In Concord, two abolitionists, John Greenleaf Whittier and George Thompson, were attacked with mud and stones in 1835. In Illinois in 1837, an abolitionist newspaper editor, Elijah Parish Lovejoy, was killed.
One year later, Rogers would begin editing the anti-slavery newspaper Herald of Freedom, believing in the ideal that “he could talk slavery out of existence,” according to Noel. “He believed that was all that was needed, because after their hearts and minds were properly changed, they would do what it took to eradicate slavery. It’s very extreme kind of purist position.”
This was a story that Sarah had heard from her grandmother years before Noel encountered it as a researcher. Even so, Noel estimates Sarah and Harry Kinter have attended her talks half a dozen times since 2014. They’ve met many times throughout the years to honor Rogers’s legacy, and this year, Noel and the Kinters worked together to nominate Rogers to the National Abolition Hall of Fame.
Harry said his late wife’s fascination with Rogers stemmed from a sense of identification.
In their home of more than four decades, he faithfully narrated her contributions to the racial integration of the library system in Fairfax County, Virginia, where she hired the library’s first Black employee and brought onto its shelves the first titles written by prominent Black authors. He sees other parallels between their lives: Rogers was a renowned nature writer; Sarah had a certifiably green thumb. Rogers was an advocate for animal rights; Sarah kept feline companions since childhood.
“It’s almost like she would ask herself, ‘What would NPR do?’” Harry said, referring to Rogers by his initials. “Some of it was genetic, part of it was that he was just her role model.”
During her research, Noel learned a curious fact about Rogers’s own lineage: His ancestor John Rogers, a religious reformer born in 1500, was the first Protestant martyr to be executed under Queen Mary I of England, or “Bloody Mary.” This history, although gruesome, gave Noel perspective.
“These are people who put their beliefs on the line,” she said. “It was a very politically zealous family tradition, and Sarah felt that as well.”
Across from Harry’s armchair, a pendulum clock ticks over the hearth, a backdrop recognizable from Sarah’s obituary photo.
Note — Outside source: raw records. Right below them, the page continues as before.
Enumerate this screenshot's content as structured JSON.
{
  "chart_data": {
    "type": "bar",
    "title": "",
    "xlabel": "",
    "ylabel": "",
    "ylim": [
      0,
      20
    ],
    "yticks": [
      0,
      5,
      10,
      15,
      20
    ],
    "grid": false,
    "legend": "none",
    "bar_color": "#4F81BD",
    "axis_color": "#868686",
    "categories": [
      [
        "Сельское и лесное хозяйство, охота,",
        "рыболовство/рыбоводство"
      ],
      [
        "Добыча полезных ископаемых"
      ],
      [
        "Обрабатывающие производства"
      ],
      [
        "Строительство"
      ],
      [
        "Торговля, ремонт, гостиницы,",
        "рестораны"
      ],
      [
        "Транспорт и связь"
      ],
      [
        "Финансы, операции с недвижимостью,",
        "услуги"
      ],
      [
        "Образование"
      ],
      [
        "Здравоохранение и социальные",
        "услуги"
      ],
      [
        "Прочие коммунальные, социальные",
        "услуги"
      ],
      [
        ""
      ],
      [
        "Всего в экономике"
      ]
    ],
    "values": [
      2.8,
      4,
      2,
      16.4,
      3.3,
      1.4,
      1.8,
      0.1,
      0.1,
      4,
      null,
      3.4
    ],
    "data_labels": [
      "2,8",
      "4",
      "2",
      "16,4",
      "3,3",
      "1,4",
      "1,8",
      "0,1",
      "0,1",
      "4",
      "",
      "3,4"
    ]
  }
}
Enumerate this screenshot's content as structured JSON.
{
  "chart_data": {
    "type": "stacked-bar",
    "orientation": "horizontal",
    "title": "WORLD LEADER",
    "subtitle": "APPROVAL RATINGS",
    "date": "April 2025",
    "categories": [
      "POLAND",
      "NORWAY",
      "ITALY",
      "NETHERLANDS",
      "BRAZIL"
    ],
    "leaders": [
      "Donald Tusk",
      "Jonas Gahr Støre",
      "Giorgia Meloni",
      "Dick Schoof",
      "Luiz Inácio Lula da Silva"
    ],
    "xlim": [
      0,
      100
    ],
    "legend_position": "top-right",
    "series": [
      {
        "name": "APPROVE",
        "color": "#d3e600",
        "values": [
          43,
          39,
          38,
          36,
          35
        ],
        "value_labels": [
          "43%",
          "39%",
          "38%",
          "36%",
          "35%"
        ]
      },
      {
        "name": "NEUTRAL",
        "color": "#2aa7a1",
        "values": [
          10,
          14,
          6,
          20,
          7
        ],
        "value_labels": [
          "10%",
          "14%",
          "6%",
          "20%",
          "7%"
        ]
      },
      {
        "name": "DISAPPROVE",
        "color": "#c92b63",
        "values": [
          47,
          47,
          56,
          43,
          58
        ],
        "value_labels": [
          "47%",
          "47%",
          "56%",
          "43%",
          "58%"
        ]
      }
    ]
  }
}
She selected it herself, he said, because the picture made her look “foxy.”
He remembered her as generous and independent, a woman who donated every penny of her 401k to charity and who didn’t like being told what to do. The only difference between herself and Rogers — that Harry can think of — is Rogers’s strong belief in the temperance movement. “She drew the line there. She liked a wine of a beer with dinner, she wouldn’t say ‘no’ because NPR wouldn’t approve.”
Sarah will be buried to the right of Rogers’ grave, with an inverted vault over her so that the ground does not cave in on itself as her casket decomposes — a process she requested to keep the interment “as natural as possible,” according to Jill Huckins, cemetery administrator for the city of Concord.
The burial itself is an anomaly at Old North.
The historic cemetery’s first and latest burials have been in the family plot of Rev. Timothy Walker. Walker’s four-year-old daughter was buried there in 1736, and his descendant, Charles Rumford Walker III, was cremated and buried in the same plot in the fall of 2016. A person who can trace their lineage to someone already buried at Old North may be interred there, but for the most part, the cemetery is closed.
“This is very non-typical. As far as casket burials, I couldn’t tell you the last time there was a casket burial,” Huckins said.
To Harry, the rarity of the burial encapsulates Sarah — and the man whose life she sought to emulate — as does the scarf and hat giveaway at her funeral service on Friday.
“Not famous, but important,” he said. Not typical, but “a guiding light” for their communities.